Is Trump Right to Go After the Fed?
President Trump’s recent attacks on the Federal Reserve and its interest rate policies have drawn more public attention to the actions of the nation’s shadowy central bank than at any time since the great crash of 2008 or Ron Paul’s campaigns for President a decade ago.
The President is correct in questioning the Fed’s current approach to the economy. Raising interest rates too quickly following a long era of easy money can indeed cause the type of shock that can push a nation into recession. That’s exactly what happened in 2007-08. Then-Fed chairman Alan Greenspan had pursued a low interest rate policy after 9/11, only to tighten rapidly after 2005, quintupling the federal funds rate from 1% to 5.25% in just four years. This contributed mightily to the subsequent mortgage crisis and housing collapse.
We saw such counterproductive actions just decades before. Paul Volcker’s interest rate policies in the late 1970s and early 1980s raised rates to 21%, throwing the U.S. into the worst recession since the Great Depression and greatly complicating Ronald Reagan’s plans to revive the economy. While Volcker did succeed in breaking the back of inflation, he almost destroyed the U.S. economy in the process.
The question the President should be asking is why is one individual ( the Chairman of the Fed ) granted so much power over the nation’s economy. Why is a central bank that is unelected and has never been subjected to an independent audit permitted to exercise such control over the nation’s money supply? This is a question that goes back to the early days of the American Republic.
One of the earliest battles over a central bank was waged between Thomas Jefferson and Alexander Hamilton. Small-government Jeffersonians denounced the idea of surrendering control of the nation’s money to a privately-owned banking monopoly. After all, does not the Constitution confer the power to “coin money and regulate the value thereof” to the people’s elected representatives in the Congress? Nowhere in the Constitution is there mention of a central bank. However, the wealthy ruling elites have always desired a central bank because such a bank gave them a carte blanche to print money at will and lend money to debt-ridden governments at interest. That’s why the Bank of England was established in 1694 and why Lord Rothschild was quoted as saying: “Give me control of a nation’s money and I care not who makes the laws.”
The Hamiltonians won the early skirmish and George Washington reluctantly agreed to charter the First Bank of the United States in 1791. It was authorized for twenty years. Anti-central bank President James Madison – Father of the Constitution—refused to renew it and let it die a well-deserved death. It was resurrected just five years later as the Second Bank of the United States but became so thoroughly corrupted by crony capitalism that Andrew Jackson killed it off permanently in 1832.

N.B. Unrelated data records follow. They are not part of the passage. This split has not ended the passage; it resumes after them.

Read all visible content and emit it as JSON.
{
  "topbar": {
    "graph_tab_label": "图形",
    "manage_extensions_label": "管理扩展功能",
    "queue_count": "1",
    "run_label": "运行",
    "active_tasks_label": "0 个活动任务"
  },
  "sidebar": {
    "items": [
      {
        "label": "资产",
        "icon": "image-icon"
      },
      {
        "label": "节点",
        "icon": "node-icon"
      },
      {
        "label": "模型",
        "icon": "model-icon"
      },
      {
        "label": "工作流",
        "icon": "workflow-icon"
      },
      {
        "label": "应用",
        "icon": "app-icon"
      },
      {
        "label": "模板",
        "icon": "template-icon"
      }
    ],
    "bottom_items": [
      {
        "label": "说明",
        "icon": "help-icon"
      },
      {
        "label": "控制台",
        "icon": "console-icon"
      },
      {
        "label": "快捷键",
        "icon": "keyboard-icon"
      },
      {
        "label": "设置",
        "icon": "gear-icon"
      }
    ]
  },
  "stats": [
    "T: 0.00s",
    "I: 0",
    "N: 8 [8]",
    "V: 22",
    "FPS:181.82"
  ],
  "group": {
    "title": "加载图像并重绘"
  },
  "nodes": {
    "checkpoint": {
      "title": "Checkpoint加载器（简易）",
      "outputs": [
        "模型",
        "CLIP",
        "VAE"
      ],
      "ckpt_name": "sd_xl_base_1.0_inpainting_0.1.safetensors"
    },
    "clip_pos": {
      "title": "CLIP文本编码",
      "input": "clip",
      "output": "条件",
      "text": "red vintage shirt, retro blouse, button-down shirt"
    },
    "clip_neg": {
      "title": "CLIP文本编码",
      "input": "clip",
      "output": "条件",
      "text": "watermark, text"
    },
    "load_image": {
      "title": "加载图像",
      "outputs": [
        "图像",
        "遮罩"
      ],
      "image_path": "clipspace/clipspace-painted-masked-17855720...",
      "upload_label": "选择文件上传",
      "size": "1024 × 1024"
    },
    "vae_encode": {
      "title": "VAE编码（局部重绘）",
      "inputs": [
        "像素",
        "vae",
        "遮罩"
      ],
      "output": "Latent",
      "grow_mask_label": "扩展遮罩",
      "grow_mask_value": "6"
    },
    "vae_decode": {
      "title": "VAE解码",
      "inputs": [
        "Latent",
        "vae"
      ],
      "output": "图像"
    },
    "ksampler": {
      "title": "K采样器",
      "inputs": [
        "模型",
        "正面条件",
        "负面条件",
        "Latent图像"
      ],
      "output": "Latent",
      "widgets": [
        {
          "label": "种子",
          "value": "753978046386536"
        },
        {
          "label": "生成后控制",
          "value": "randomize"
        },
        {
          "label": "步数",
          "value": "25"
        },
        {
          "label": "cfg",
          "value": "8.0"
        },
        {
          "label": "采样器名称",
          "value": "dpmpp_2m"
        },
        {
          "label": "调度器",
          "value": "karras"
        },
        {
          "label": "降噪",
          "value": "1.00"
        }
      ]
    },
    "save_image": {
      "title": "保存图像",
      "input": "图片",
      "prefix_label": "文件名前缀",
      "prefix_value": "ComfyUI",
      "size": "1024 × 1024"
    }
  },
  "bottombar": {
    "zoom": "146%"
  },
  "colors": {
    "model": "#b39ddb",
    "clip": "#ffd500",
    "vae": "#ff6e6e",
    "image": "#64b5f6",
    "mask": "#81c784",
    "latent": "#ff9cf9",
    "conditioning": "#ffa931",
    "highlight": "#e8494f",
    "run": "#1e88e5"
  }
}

The United States remained generally free of the central bank “vipers” ( Jackson’s appellation ) until the creation of the Fed in 1913. Abraham Lincoln refused the bankers’ loansharking terms during the Civil War and financed the war with interest-free United States Notes. After several artificially-created economic “panics” in the post-Civil War era, the Rockefellers, Rothschilds, Morgans, and Warburgs devised a scheme to create a new central bank which they would control but camouflage it in such a way as to imply it was a federal agency. The Federal Reserve most assuredly is not a part of the federal government. It is about as federal as Federal Express. While the President may appoint its Board of Governors, the regional Federal Reserve banks are privately-owned.
Since the Fed was created, the dollar has lost about 97% of its value. The National Debt has skyrocketed from $3 billion to $22 trillion. Interest payments on the Debt alone are more than the entire Federal Budget when Jimmy Carter was in the White House. Our economy has been locked in a “boom-bust” cycle involving either inflation or deflation, prosperity or recession – all as a result of money being created out of thin air to fund welfare and wars and the price-fixing of interest rate manipulation. The Fed presided over ( and some argue caused ) the Great Depression followed by a series of smaller recessions, the hyperinflation of the 1970s, the dot.com bust of 2000, and the Crash of 2008. A great record for an institution set up to stabilize the nation’s financial system! It’s probably safe to say that the first ten individuals in the Cincinnati telephone directory could have done a better job managing the nation’s economy than the so-called financial “geniuses” at the Fed.
Of course, what business does any individual or institution have in managing a free market economy? A free market economy is managed by millions of producers and consumers who interact on a daily basis, not the President, the Treasury Secretary, faceless bureaucrats, or central bankers.
If President Trump wants to get to the bottom of the money-printing and money-lending scam that is the Federal Reserve System, he should work for passage of Sen. Rand Paul’s legislation to Audit the Fed. It’s time to rip the mask off America’s most secretive, unaccountable, and unconstitutional body, a racket developed and designed to benefit the wealthy elites and ruling class while impoverishing the middle and working classes by destroying the value of their hard-earned dollars. He should then act decisively to begin the process of repealing the Federal Reserve Act of 1913, restoring full convertibility of the dollar to gold, and transferring authority to “coin money and regulate the value thereof” back to the people.